The Senior Citizens League is outraged. Turns out, Congress raises its own pay 15 times faster than it raises the money paid out in Social Security:
Seniors who retired in 1990 with the average Social Security benefit have seen their annual payments increase by just $4,967 over the past 20 years. During the same time period, members of Congress have awarded themselves pay raises totaling $77,400 per year – a whopping 1,458 percent more than seniors.

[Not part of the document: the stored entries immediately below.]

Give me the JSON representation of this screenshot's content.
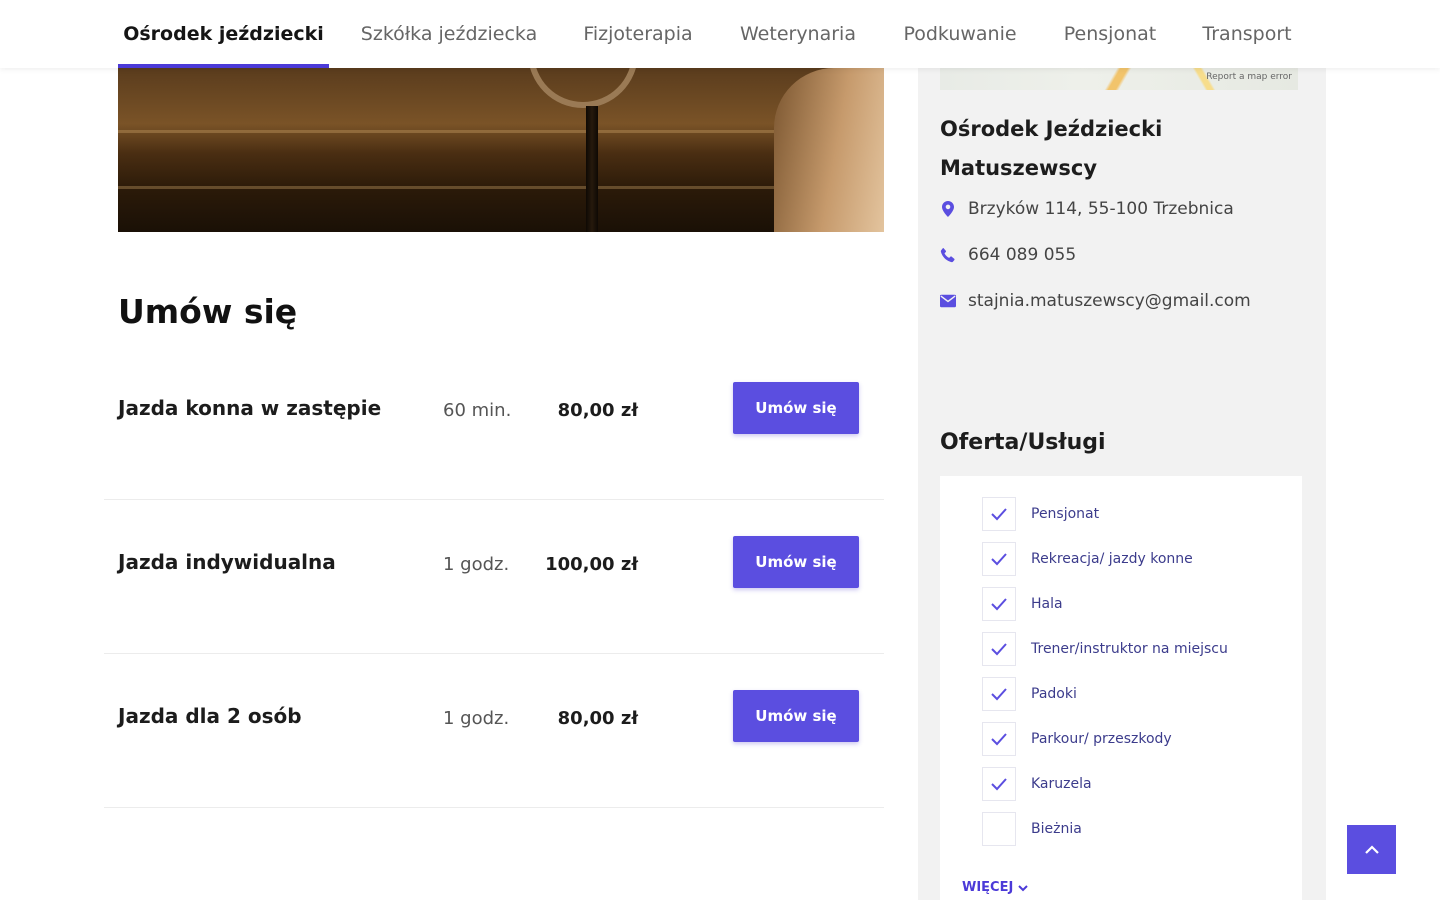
{
  "nav": {
    "tabs": [
      {
        "label": "Ośrodek jeździecki"
      },
      {
        "label": "Szkółka jeździecka"
      },
      {
        "label": "Fizjoterapia"
      },
      {
        "label": "Weterynaria"
      },
      {
        "label": "Podkuwanie"
      },
      {
        "label": "Pensjonat"
      },
      {
        "label": "Transport"
      }
    ]
  },
  "map": {
    "report_label": "Report a map error"
  },
  "section": {
    "title": "Umów się"
  },
  "services": [
    {
      "name": "Jazda konna w zastępie",
      "duration": "60 min.",
      "price": "80,00 zł",
      "button": "Umów się"
    },
    {
      "name": "Jazda indywidualna",
      "duration": "1 godz.",
      "price": "100,00 zł",
      "button": "Umów się"
    },
    {
      "name": "Jazda dla 2 osób",
      "duration": "1 godz.",
      "price": "80,00 zł",
      "button": "Umów się"
    }
  ],
  "sidebar": {
    "name": "Ośrodek Jeździecki Matuszewscy",
    "address": "Brzyków 114, 55-100 Trzebnica",
    "phone": "664 089 055",
    "email": "stajnia.matuszewscy@gmail.com",
    "offer_title": "Oferta/Usługi",
    "offers": [
      {
        "label": "Pensjonat",
        "checked": true
      },
      {
        "label": "Rekreacja/ jazdy konne",
        "checked": true
      },
      {
        "label": "Hala",
        "checked": true
      },
      {
        "label": "Trener/instruktor na miejscu",
        "checked": true
      },
      {
        "label": "Padoki",
        "checked": true
      },
      {
        "label": "Parkour/ przeszkody",
        "checked": true
      },
      {
        "label": "Karuzela",
        "checked": true
      },
      {
        "label": "Bieżnia",
        "checked": false
      }
    ],
    "more_label": "WIĘCEJ"
  },
  "colors": {
    "accent": "#5b4ee0",
    "nav_underline": "#4b3ad8",
    "sidebar_bg": "#f2f2f2"
  }
}
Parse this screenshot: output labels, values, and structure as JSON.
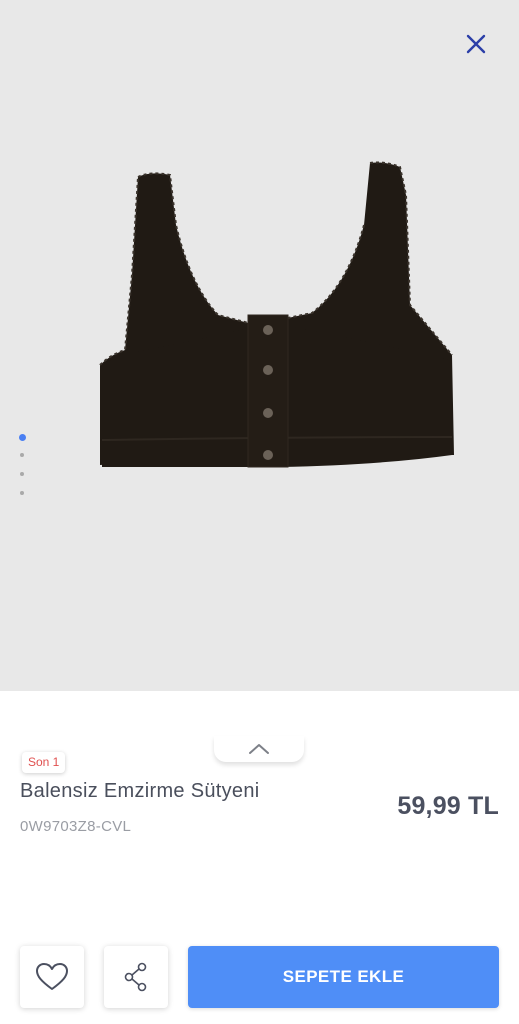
{
  "product": {
    "name": "Balensiz Emzirme Sütyeni",
    "code": "0W9703Z8-CVL",
    "price": "59,99 TL",
    "stock_badge": "Son 1",
    "image_alt": "black nursing bra"
  },
  "gallery": {
    "dot_count": 4,
    "active_dot": 0
  },
  "actions": {
    "cart_label": "SEPETE EKLE"
  },
  "icons": {
    "close": "close-icon",
    "favorite": "heart-icon",
    "share": "share-icon",
    "handle": "chevron-up-icon"
  },
  "colors": {
    "accent": "#4f8ef7",
    "close_icon": "#2c3fa8",
    "badge_text": "#e0504f",
    "gallery_bg": "#e8e8e8"
  }
}
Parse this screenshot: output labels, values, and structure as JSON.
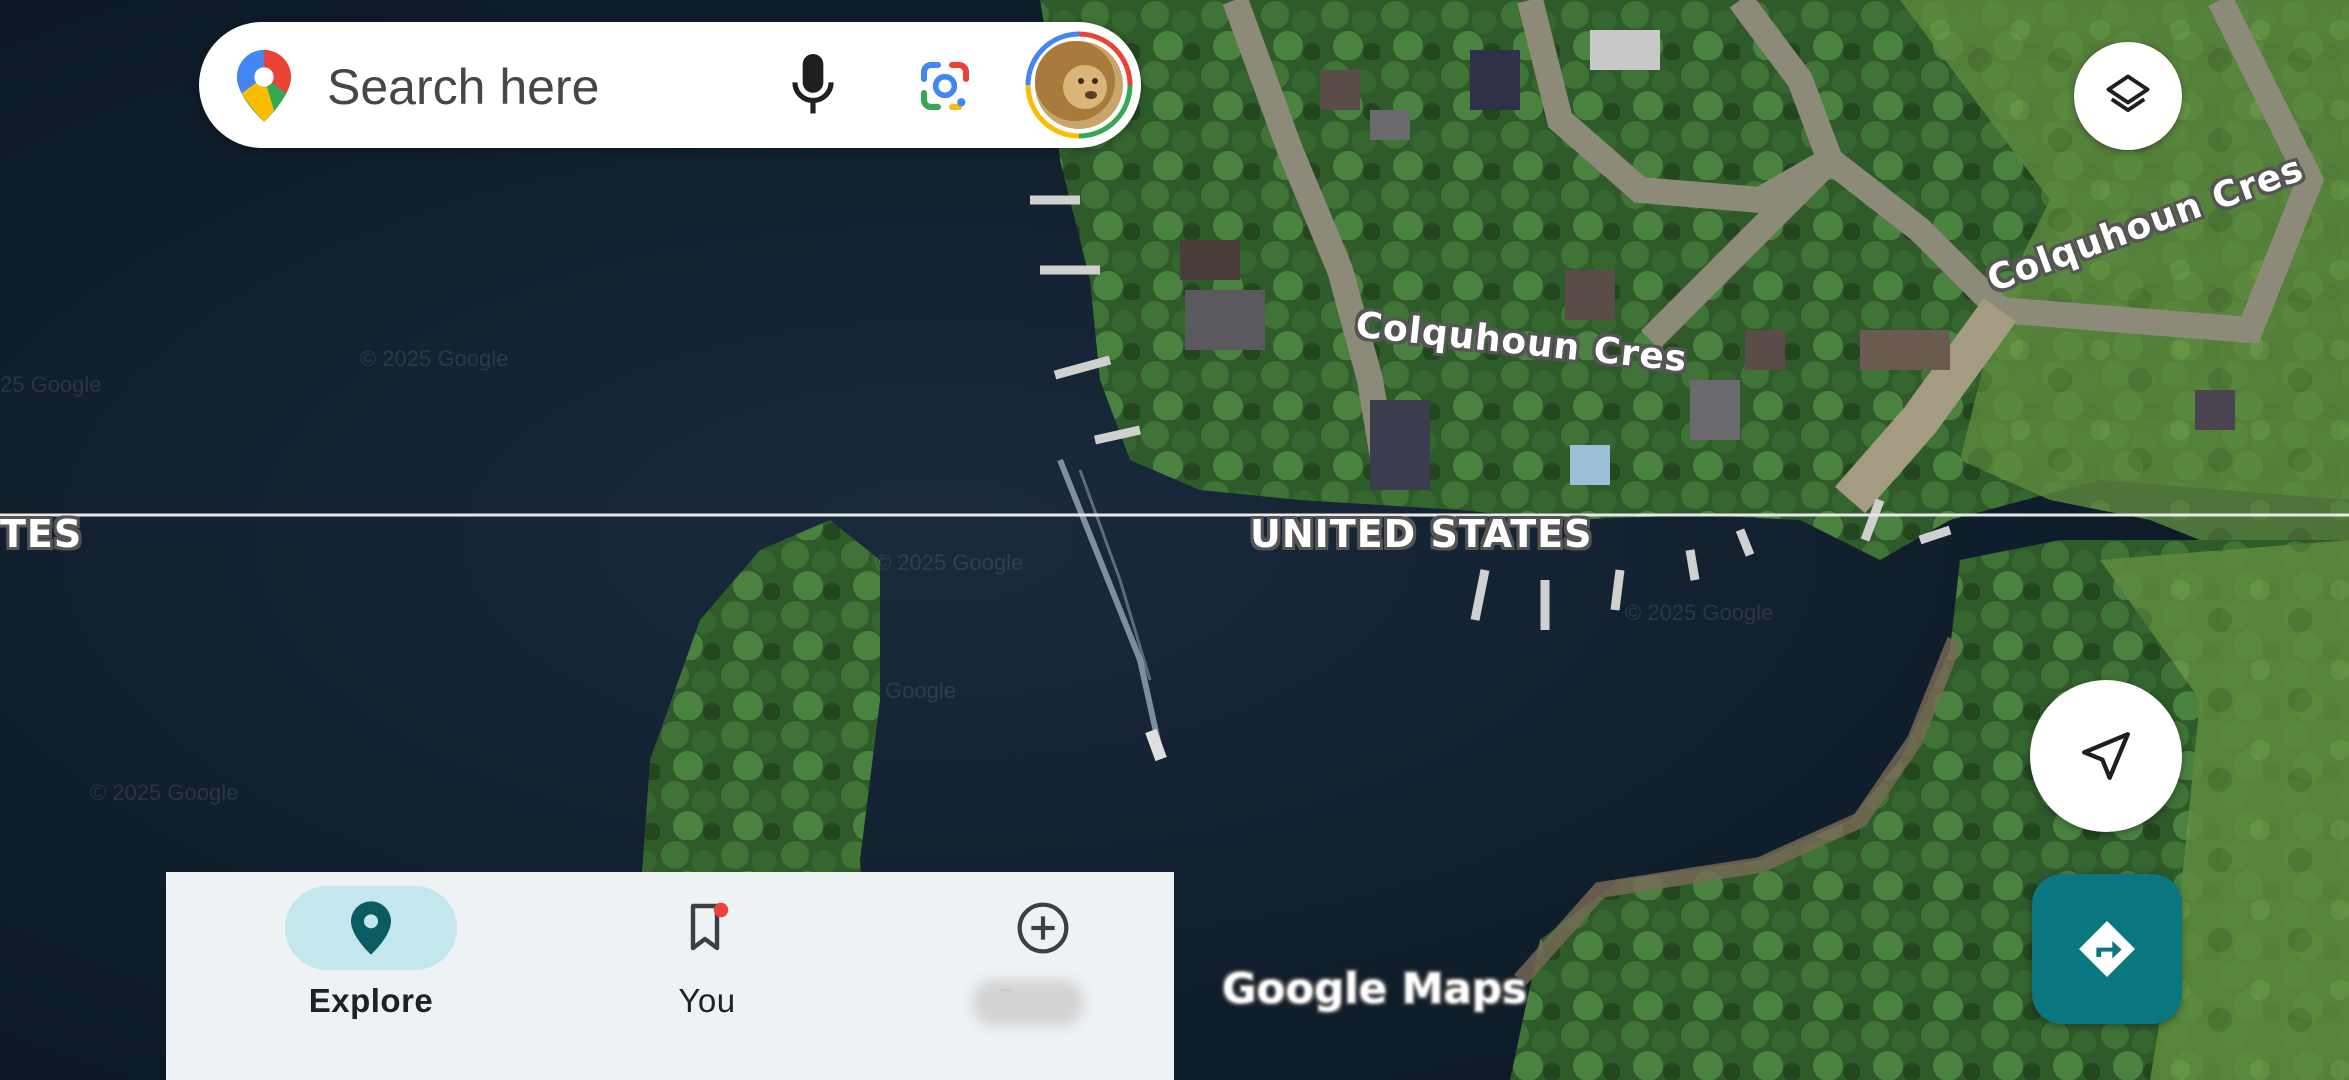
{
  "search": {
    "placeholder": "Search here"
  },
  "map": {
    "road_labels": [
      "Colquhoun Cres",
      "Colquhoun Cres"
    ],
    "border_labels": [
      "TES",
      "UNITED STATES"
    ],
    "watermarks": [
      "© 2025 Google",
      "25 Google",
      "© 2025 Google",
      "© 2025 Google",
      "Google",
      "© 2025 Google"
    ]
  },
  "nav": {
    "items": [
      {
        "label": "Explore",
        "icon": "location-pin-icon",
        "selected": true
      },
      {
        "label": "You",
        "icon": "bookmark-icon",
        "badge": true
      },
      {
        "label": "C",
        "icon": "add-circle-icon"
      }
    ]
  },
  "logo": {
    "text": "Google Maps"
  },
  "colors": {
    "accent": "#0a7680",
    "selected_pill": "#c4e7ef",
    "nav_bg": "#eef2f5",
    "badge": "#e8453c"
  }
}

It’s not surprising, really that Congress is more interested in taking care of itself than it is in giving money to old people which it has already spent on other projects. In response, a bill has been introduced to actually cut congressional pay by 5% next year — the first pay cut in about 80 years. That’s a good start, I suppose (though the $4.6 million it will save in the first year is a mere drop in the bucket of the yearly budget — let alone the national debt). But here’s a better idea: Let’s pay dependent seniors what they’ve been promised through Social Security and then begin to actually make a real difference in this problem: Let’s get rid of this massive entitlement program which throughout its history has proved over and over again that it is a horrible idea. As Ron Paul explains,
it would be wrong simply to cut these programs and throw those who are dependent on them “into the streets.” After all, the current recipients of these programs have come to rely on them, and many are in a situation where they cannot provide for themselves without government assistance. The thought of people losing the ability to obtain necessities for them because they were misled into depending on a government safety net that has been yanked away from them should trouble all of us. However, the simple fact is that if the government does not stop spending money on welfare and warfare, America may soon face an economic crisis that could lead to people being thrown into the street.